Instances Where Taking a Commercial Real Estate Investing Loss Makes Sense
If real estate investors and property owners were honest, some would admit they erred when making certain purchases. Yet many of these groups and individuals refuse to sell such “mistake” properties. It makes sense to sell these “losers” yet few property owners are willing to take a loss. Therefore, they hold on with hope that the local market will rebound and the property price will bump in unison. The truth is there are several instances when selling a losing property makes sense.
The Property Requires too Much Capital
If the only way to boost a property’s value is to invest considerable amounts of capital, it makes sense to sell. This is especially true when the additions can’t be billed to tenants. Perhaps the lease does not permit such billing to the tenant. Maybe it is not realistic to pass on the bill for such massive expenses. Whether the cost is a major parking lot renovation, improvements to the facade, massive painting projects or anything else of significance, it does not make sense to invest the enormous amount of money necessary if you bear the entire cost. The sensible commercial real estate investing solution is to sell, take the loss and move on to another investment that does not mandate such a gigantic capital outlay.
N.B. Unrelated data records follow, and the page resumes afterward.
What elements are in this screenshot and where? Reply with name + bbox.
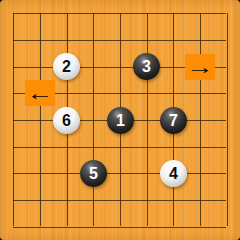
black-stone-1: 1 bbox=[107, 107, 134, 134]
white-stone-6: 6 bbox=[53, 107, 80, 134]
grid-line-horizontal bbox=[13, 200, 226, 201]
black-stone-5: 5 bbox=[80, 160, 107, 187]
black-stone-3: 3 bbox=[133, 53, 160, 80]
arrow-left-icon: ← bbox=[27, 80, 54, 106]
arrow-left-button[interactable]: ← bbox=[25, 80, 55, 106]
arrow-right-button[interactable]: → bbox=[185, 54, 215, 80]
go-board-screenshot: ←→1234567 bbox=[0, 0, 240, 240]
grid-line-horizontal bbox=[13, 173, 226, 174]
grid-line-horizontal bbox=[13, 147, 226, 148]
arrow-right-icon: → bbox=[187, 54, 214, 80]
white-stone-4: 4 bbox=[160, 160, 187, 187]
go-board[interactable]: ←→1234567 bbox=[0, 0, 240, 240]
grid-line-vertical bbox=[227, 13, 228, 226]
black-stone-7: 7 bbox=[160, 107, 187, 134]
white-stone-2: 2 bbox=[53, 53, 80, 80]
grid-line-vertical bbox=[147, 13, 148, 226]
grid-line-horizontal bbox=[13, 227, 226, 228]
grid-line-vertical bbox=[200, 13, 201, 226]
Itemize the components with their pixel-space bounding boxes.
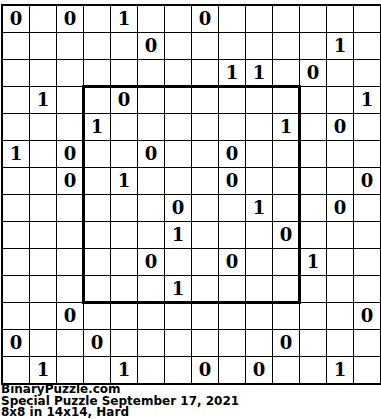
cell-r3c6[interactable] [165,87,191,113]
cell-r11c4[interactable] [111,303,137,329]
cell-r5c1[interactable] [30,141,56,167]
cell-r9c9[interactable] [246,249,272,275]
cell-r0c10[interactable] [273,6,299,32]
cell-r9c12[interactable] [327,249,353,275]
cell-r1c11[interactable] [300,33,326,59]
cell-r1c7[interactable] [192,33,218,59]
cell-r5c8: 0 [219,141,245,167]
cell-r10c8[interactable] [219,276,245,302]
cell-r1c5: 0 [138,33,164,59]
cell-r6c5[interactable] [138,168,164,194]
cell-r10c7[interactable] [192,276,218,302]
cell-r7c12: 0 [327,195,353,221]
cell-r8c9[interactable] [246,222,272,248]
cell-r10c10[interactable] [273,276,299,302]
cell-r5c0: 1 [3,141,29,167]
cell-r13c7: 0 [192,357,218,383]
cell-r8c12[interactable] [327,222,353,248]
cell-r2c10[interactable] [273,60,299,86]
cell-r9c5: 0 [138,249,164,275]
cell-r12c0: 0 [3,330,29,356]
cell-r12c3: 0 [84,330,110,356]
cell-r6c2: 0 [57,168,83,194]
cell-r13c6[interactable] [165,357,191,383]
cell-r13c10[interactable] [273,357,299,383]
cell-r12c8[interactable] [219,330,245,356]
cell-r13c5[interactable] [138,357,164,383]
cell-r6c6[interactable] [165,168,191,194]
cell-r5c7[interactable] [192,141,218,167]
cell-r1c8[interactable] [219,33,245,59]
cell-r4c2[interactable] [57,114,83,140]
cell-r13c2[interactable] [57,357,83,383]
cell-r8c13[interactable] [354,222,380,248]
cell-r7c1[interactable] [30,195,56,221]
cell-r4c10: 1 [273,114,299,140]
cell-r7c4[interactable] [111,195,137,221]
cell-r3c0[interactable] [3,87,29,113]
cell-r5c2: 0 [57,141,83,167]
cell-r2c2[interactable] [57,60,83,86]
cell-r2c6[interactable] [165,60,191,86]
cell-r13c0[interactable] [3,357,29,383]
cell-r0c4: 1 [111,6,137,32]
cell-r13c11[interactable] [300,357,326,383]
cell-r5c5: 0 [138,141,164,167]
cell-r7c13[interactable] [354,195,380,221]
cell-r1c2[interactable] [57,33,83,59]
cell-r13c9: 0 [246,357,272,383]
cell-r0c13[interactable] [354,6,380,32]
cell-r6c4: 1 [111,168,137,194]
cell-r12c1[interactable] [30,330,56,356]
cell-r10c5[interactable] [138,276,164,302]
cell-r11c11[interactable] [300,303,326,329]
cell-r5c6[interactable] [165,141,191,167]
cell-r8c0[interactable] [3,222,29,248]
cell-r3c3[interactable] [84,87,110,113]
cell-r9c7[interactable] [192,249,218,275]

Consider the Risk Versus the Reward
A property purchased in an environment with record low cap rates and a fantastic economy should hold its value in most instances. If it loses value in such a favorable environment, the odds of it jumping back up in value are quite low. In fact, the property will likely stagnate or decrease in value as the economy cools off. It is prudent to sell such a property and reinvest the proceeds in a superior property that is more likely to increase in value.
Possible Tax Benefits
True commercial real estate investing experts understand the nuances of tax laws. Taking a loss on one property could offset losses on a separate investment. This loss might prove to be especially valuable in one year versus another year. Do not hesitate to reach out to your tax adviser to discuss this complex accounting matter. You might find that selling your “losing” property below what you paid proves valuable to off-set another property’s gain. Do not feel ashamed or regretful of pulling the trigger on such a sale. Adopt a long-term view and come to the terms with the fact that some properties will be winners and others will be losers.
Prevent an Even Greater Loss by Admitting That Mistakes Happen
Do not let your ego get in the way of a property sale. Recognize that it is acceptable to make a mistake. Selling a property for less than what you originally paid is certainly an admission of a mistake. However, selling the property now could prevent an even greater loss. Keep your ego in check, admit that losing money on real estate is a reality of the business and move on. It just might save you a pile of money in the long run.